Mushrooms are an earthy delight that when cooked properly can bring life to otherwise “sinful” dishes. For example, mushrooms on pizza or mushrooms in spaghetti or even mushrooms smothered steak. This tiny little fungus is the star at parties and perfect for crafting small, delicate finger foods that carry a mouth-watering taste. By the far, kurkure mushrooms is one of the most popular recipes made with mushrooms stuffed and fried with cheeses and delicious peppers. Best of all, this recipe is much healthier than most other fried appetizers floating around.
What you need:
150 grams of raw mushrooms
1 bowl of bread crumbs (or corn crumbs)
2 tsp of corn starch
1 bowl of all-purpose flour
2 tsp finely chopped green bell pepper
2 tsp finely chopped red bell pepper
2 tsp finely chopped onion
2 tsp broccoli
1 tsp of finely chopped garlic
1/3 bowl of mozzarella cheese
Salt to taste
Vegetable oil for frying
Toothpicks
Coriander leaves for garnish
Let’s get cooking
1. Prep your mushrooms. Start with washing your mushrooms thoroughly. You want to make sure that you remove any dirt. A gritty piece of mushroom can ruin an entire bite if you’re not careful. Separate the stems from the bottoms and set aside.

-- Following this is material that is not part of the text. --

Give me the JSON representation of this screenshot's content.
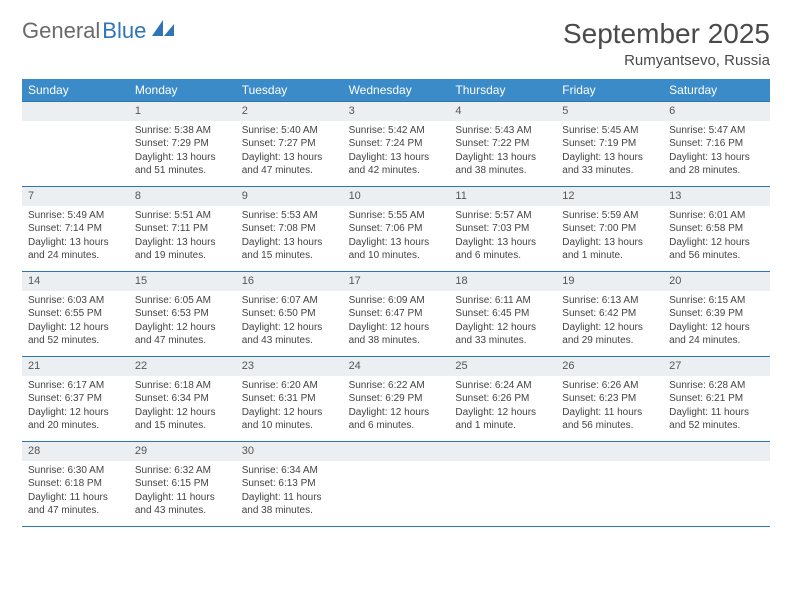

2. In a bowl, add the green bell pepper, red bell pepper, broccoli, onions, garlic, mozzarella cheese, and salt. Mix the ingredients until it is well combined. Set this mixture to the side.
3. In a separate bowl, add flour and corn starch together. Add a bit of water to the mixture with salt. Add and mix water to the mixture a tablespoon at a time until you have a smooth paste-like consistency. You can test this consistency by taking a spoon and dipping it into the mixture. Slide your finger down the back of the spoon. If your finger leaves a clean path, then the mixture is complete. That is the kind of consistency you want to stick to your mushrooms.
4. Take the bottoms of your mushrooms and stuff them with the combined vegetable filling. You will want to add the filling to the body cavity in the mushroom. Do not overfill and set to the side.
5. Once you have filled your mushroom bottoms, match the mushrooms by size the best that you can. You will want to combine the two mushrooms so that the filling will be in the center. Then take a toothpick and slide it through both halves to keep them together. This will create a “mushroom burger”. You will want to repeat this for all your mushrooms.
6. Dip the mushrooms into the flour/corn starch paste you made previously. Make sure to cover the mushrooms completely. Then take your mushroom and roll it in your corn crumb mixture until they are evenly coated.
7. In a frying pan, you will want to add enough oil that you can shallow fry the mushrooms. You will want to fry the mushrooms for about 5 to 6 minutes on each side. Take care of watching the color so that your kurkure mushrooms do not become too dark. You will want a golden brown color.
8. When finished frying, you may drain the mushrooms on a paper towel. Remove the toothpick and slide in half before serving with a garnish of coriander leaves for a beautiful appearance.